Route to chaos in a coupled microresonator system with gain and loss

TL;DR

This paper investigates how chaos emerges in a coupled microresonator system with gain and nonlinear absorption, revealing routes to chaos and the effectiveness of Galerkin approximation in describing complex dynamics.

Contribution

It demonstrates the routes to chaos in a non-Hermitian coupled resonator system and shows that Galerkin approximation effectively captures the system's key behaviors.

Findings

Identification of routes to chaos in the system

Galerkian approximation accurately models system dynamics

Connection between continuous and discrete system representations

Abstract

We consider chaotic dynamics of a system of two coupled ring resonators with a linear gain and a nonlinear absorption. Such a structure can be implemented in various settings including microresonator nanostructures, polariton condensates, optical waveguides or atomic Bose-Einstein condensates of ultra-cold atoms placed in a circular-shaped trap.
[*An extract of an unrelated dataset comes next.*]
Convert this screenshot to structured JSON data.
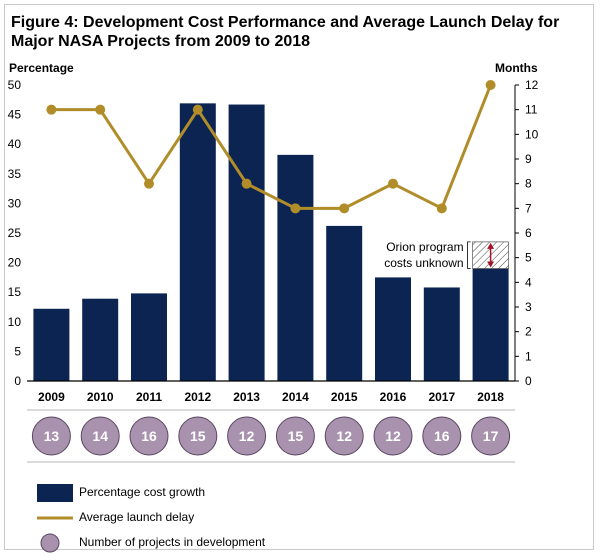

From the theoretical point of view this system is attractive due to its modulational instability and rich structure, including various types of spontaneous symmetry breaking, period doubling bifurcations, eventually leading to chaotic regime. It is described by set of partial differential equations but we show that the so called Galerkin approximation can explain most of the system characteristics mapping it on the dynamics of few coupled oscillator modes. The main goal of present study is to investigate various routes to chaos in our non-hermitian system and to show the correspondence between the continuous operator problem and its discrete representation.